Indeed, Sweep It Into Space is a very cool album. As is typical, Lou Barlow writes and sings two of the album's dozen tunes and Murph's pure-Flinstonian drumming drives the record like a go-cart from Hell. Lou's songs here are as elegant as always. "Garden" is a mid-paced ballad with genteel guitar filigree giving it a '60 Brit feel in spots. And the album's closer, "You Wonder," is a strangely excellent answer to the question -- "How would Blue Oyster Cult handle a country tune?"

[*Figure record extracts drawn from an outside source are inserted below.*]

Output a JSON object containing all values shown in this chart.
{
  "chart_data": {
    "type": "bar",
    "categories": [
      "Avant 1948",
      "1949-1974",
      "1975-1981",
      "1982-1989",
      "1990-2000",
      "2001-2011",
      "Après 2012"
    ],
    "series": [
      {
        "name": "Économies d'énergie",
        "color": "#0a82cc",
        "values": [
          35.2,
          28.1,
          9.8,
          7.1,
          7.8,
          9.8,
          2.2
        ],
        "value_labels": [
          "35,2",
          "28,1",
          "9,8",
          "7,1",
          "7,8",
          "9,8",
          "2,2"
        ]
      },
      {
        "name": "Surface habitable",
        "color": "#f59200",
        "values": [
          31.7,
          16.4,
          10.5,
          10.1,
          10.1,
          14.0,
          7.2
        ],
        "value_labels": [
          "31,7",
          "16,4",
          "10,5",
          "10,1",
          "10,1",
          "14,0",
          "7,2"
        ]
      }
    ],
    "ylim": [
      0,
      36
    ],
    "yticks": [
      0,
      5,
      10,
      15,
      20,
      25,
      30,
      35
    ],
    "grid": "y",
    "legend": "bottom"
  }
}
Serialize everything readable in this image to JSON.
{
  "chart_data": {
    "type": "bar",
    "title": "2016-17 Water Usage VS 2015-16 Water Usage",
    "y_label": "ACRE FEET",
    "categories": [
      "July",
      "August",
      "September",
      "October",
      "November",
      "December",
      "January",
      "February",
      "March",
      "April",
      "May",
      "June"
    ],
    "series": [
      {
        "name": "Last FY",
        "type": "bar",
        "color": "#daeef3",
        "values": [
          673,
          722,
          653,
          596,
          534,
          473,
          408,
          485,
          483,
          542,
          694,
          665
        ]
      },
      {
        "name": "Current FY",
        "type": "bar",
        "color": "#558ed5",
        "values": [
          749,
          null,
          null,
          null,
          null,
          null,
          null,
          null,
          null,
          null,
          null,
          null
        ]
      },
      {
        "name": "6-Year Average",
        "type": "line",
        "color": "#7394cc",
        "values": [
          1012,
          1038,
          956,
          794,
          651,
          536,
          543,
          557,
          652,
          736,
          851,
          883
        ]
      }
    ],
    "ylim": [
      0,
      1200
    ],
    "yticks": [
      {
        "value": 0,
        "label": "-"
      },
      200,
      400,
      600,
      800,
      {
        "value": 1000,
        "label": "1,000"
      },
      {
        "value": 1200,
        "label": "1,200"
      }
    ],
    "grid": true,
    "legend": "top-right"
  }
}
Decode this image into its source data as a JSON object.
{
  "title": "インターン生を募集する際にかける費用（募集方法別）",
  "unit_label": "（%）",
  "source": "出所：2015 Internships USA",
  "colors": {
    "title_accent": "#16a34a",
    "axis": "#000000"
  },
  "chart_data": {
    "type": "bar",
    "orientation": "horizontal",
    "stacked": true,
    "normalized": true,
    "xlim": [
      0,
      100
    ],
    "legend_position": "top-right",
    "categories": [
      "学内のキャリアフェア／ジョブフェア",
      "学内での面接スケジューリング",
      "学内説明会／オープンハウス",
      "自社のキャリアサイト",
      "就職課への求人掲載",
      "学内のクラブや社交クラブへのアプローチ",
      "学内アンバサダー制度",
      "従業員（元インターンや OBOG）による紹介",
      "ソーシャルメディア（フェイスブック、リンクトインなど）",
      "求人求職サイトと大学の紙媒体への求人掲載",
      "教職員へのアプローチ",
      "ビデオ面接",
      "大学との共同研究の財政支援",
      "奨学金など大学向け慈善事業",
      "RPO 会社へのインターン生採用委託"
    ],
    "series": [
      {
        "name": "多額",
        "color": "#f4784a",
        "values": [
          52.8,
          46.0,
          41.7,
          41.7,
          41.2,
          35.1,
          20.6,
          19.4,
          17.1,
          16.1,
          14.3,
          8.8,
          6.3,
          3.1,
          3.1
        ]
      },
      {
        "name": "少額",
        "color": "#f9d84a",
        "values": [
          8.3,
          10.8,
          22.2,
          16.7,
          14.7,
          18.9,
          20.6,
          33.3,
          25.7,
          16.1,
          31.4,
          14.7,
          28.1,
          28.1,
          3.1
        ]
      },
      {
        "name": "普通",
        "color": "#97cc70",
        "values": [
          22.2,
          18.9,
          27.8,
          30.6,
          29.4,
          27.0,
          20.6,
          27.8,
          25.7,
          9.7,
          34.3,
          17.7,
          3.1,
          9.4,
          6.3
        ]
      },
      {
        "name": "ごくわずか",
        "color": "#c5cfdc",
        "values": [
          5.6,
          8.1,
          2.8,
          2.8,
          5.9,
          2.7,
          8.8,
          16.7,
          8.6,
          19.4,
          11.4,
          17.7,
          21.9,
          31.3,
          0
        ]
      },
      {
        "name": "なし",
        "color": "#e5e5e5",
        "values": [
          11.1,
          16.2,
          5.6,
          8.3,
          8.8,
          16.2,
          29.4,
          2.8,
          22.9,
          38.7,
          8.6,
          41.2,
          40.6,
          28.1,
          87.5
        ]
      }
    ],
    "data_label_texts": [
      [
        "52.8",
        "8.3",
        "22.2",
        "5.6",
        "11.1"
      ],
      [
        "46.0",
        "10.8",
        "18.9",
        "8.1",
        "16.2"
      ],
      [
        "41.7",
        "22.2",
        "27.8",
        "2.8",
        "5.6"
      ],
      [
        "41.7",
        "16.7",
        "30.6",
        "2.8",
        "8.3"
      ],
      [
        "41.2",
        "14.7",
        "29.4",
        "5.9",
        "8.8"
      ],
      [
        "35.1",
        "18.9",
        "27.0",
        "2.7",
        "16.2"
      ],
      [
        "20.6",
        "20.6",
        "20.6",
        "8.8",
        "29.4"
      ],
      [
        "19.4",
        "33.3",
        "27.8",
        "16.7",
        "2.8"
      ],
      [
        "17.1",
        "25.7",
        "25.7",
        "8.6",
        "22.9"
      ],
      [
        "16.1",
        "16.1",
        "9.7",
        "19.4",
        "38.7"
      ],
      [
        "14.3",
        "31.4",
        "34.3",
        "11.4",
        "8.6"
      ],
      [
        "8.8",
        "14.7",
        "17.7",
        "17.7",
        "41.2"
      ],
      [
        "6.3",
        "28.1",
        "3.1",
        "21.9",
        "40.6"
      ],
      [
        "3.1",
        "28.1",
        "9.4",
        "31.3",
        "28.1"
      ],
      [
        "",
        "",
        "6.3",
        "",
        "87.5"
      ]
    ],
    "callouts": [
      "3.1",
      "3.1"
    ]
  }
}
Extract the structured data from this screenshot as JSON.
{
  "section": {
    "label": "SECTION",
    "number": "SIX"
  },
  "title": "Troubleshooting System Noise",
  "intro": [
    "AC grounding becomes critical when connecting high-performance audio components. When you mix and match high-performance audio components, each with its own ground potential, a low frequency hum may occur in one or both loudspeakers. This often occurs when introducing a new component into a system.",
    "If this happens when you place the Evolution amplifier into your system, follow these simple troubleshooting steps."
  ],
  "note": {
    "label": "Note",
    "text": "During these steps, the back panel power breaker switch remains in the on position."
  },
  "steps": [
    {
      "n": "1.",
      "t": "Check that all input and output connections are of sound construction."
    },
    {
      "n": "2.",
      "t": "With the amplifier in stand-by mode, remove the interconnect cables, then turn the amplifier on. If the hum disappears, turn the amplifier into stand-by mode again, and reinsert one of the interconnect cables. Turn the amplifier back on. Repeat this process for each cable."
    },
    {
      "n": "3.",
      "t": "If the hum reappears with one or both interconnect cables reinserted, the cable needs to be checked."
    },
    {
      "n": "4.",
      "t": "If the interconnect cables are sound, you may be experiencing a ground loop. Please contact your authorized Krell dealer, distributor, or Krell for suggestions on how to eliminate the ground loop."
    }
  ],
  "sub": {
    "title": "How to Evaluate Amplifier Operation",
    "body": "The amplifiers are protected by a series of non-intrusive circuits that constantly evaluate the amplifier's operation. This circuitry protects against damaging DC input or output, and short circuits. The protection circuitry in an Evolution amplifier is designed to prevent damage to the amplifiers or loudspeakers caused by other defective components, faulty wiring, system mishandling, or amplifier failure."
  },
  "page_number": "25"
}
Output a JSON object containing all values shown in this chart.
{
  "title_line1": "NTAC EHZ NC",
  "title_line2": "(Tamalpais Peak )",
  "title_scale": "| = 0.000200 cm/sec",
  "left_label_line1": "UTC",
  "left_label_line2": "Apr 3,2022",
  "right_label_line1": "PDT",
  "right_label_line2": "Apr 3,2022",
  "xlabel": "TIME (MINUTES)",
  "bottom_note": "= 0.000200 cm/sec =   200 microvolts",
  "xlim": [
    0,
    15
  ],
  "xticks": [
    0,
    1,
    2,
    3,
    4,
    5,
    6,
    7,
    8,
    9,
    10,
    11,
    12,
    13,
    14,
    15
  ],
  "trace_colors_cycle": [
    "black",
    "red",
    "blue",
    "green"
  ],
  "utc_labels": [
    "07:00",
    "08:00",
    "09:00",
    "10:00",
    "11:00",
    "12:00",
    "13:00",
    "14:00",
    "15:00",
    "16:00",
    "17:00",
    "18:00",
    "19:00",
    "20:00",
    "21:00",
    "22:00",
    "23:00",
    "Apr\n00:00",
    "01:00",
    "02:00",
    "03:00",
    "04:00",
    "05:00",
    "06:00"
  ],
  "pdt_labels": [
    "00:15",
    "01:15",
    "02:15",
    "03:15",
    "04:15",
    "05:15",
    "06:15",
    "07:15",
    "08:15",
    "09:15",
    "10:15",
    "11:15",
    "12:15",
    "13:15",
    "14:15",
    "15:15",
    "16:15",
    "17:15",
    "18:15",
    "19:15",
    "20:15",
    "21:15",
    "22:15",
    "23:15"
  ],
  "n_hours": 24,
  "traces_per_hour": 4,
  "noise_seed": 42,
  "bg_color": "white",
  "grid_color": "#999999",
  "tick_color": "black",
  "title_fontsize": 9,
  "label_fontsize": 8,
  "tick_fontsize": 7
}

J's tracks flow and flower in the different directions he often follows. Some are guitar howlers, like “I Met the Stones,” with a string sound midway between Hendrix and Asheton. Some are power ballads, like “And Me,” its lyrics atomized in a manner invented by Mascis, then famously borrowed by Kurt Cobain. And there are anomalies, like “Take It Back,” which starts with a blue-beat rhythm putting one in mind of Keith Richards' Jamaican explorations (at least for a little bit.)

But there are very few moments where you wouldn't know you were hearing Dinosaur Jr.. in blindfolded needle drop. They have a signature sound as sure as the Stooges or Sonic Youth or Discharge ever did. They continue to expand their personal universe with Sweep It Into Space, without ever losing their central core. So if you ever do find yourself swept into space (hey, who knows?), I just hope these tunes are on your playlist.